Everything feels exploitative, vile, and offensive here. The movie is a remake of a VERY controversial (surprise?) 1978 film of the same name (though it was originally called Day of the Woman). That movie was banned in many countries and hated by the majority of critics, including the legendary Roger Ebert, who awarded it zero out of four stars. So for some unknown reason Hollywood chose to remake an already bad movie in 2010. It got an NC-17 rating but was released unrated because they believed that more people would check it out. This is ridiculous though because an unrated movie is pretty much the exact same as an NC-17. Ebert also gave this remake zero stars, calling it a misogynistic piece of trash. One thing’s for sure, I won’t be watching the original I Spit on Your Grave any time soon.

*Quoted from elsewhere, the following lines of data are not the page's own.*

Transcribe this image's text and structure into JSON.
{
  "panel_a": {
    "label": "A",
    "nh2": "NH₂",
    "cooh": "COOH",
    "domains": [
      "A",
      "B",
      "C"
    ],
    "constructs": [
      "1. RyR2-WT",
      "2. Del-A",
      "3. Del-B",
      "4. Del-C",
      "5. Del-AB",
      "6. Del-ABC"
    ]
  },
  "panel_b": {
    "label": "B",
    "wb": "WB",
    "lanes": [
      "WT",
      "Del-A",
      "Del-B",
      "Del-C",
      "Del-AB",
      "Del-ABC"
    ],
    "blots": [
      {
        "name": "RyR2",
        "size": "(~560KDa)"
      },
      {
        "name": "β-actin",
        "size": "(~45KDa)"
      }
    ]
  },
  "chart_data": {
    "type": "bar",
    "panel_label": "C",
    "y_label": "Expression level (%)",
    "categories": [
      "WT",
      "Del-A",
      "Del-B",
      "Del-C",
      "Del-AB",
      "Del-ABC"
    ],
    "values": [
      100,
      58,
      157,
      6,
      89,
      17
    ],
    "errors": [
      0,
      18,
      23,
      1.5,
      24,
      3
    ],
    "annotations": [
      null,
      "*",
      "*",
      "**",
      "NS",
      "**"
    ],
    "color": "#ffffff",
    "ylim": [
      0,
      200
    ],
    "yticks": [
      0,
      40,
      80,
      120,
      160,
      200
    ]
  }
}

So in the movie Jennifer (Sarah Butler), an attractive young writer, rents a creepy cabin in the middle of the woods so she can work on her next book. Right away this woman is an idiot. Why in God’s name would you let yourself rent a cabin by yourself in the middle of nowhere? I’m a guy and I’d never do this. So she goes to a gas station one day and the three guys working there hit on her. She ignores them and comes back home to discover her bathroom sink and toilet aren’t working. She calls a guy over (Chad Lindberg) who happens to be mentally retarded. He goes back to his friends (who just happen to be the same ones from the gas station) and they convince him that he should lose his virginity to her. They break into her house at night and force her to do awful things like suck on a bottle and a gun. She manages to escape and runs into Sheriff Storch (Andrew Howard). She explains what happens and he takes her back to the house to investigate. Once again she’s an idiot. After what happened to her don’t you think she’d want to stay at a police station than her own house? The sheriff turns out to be friends with the guys and together they strip her, rape her, stick her head in a puddle of mud, and then rape her some more. She escapes and the guys leave her for dead. Pretty soon though Jennifer comes back and seeks revenge on her rapists.
The movie reminded me of an equally controversial rape/revenge movie, The Last House on the Left. In that movie a teenage girl is raped by a group of sadists and then shot and thrown in a lake. The people stay at a couple’s house that night, not knowing that the girl they killed is the couple’s daughter. The parents find out what their guests did and get revenge on them. As hard as it is to watch I never felt offended when I saw it for the first time. It says a lot about the human condition and violence in society in general. When violence is brought on somebody only more violence will occur as a result. This could have easily been the case with I Spit on Your Grave, but it can’t help but come off as a grotesque, exploitative snuff film. Why does the first hour have to be committed to Jennifer getting physically abused? It’s not necessary. If the movie had just used momentary flashbacks of her assault then it might not have felt so offensive.
The scenes where Jennifer gets revenge on her rapists aren’t as offensive as watching her get raped, but they’re just plain gross. Example # 1: Jennifer cuts off the penis of one of the rapists and then shoves it in his mouth. Example # 2: Jennifer takes out two fishing hooks and sticks them through the eyes of another rapist so that he can’t close his eyes. Oh yeah, and then she takes out some fish guts, smudges them over his eye sockets, and lets crows land on his face and peck at his eyeballs. Yes, these rapists deserve everything that happens to them. Sometimes in the back of my head I went “YES. Kill that evil rapist.” Yet once again, why does this all have to be so grotesque? It’s okay to make a brutal movie like Boys Don’t Cry or The Last House on the Left, but there has to be some intriguing statement to it all. In I Spit on Your Grave the statement seems to be “If you get raped, get revenge and be even meaner than your rapists!”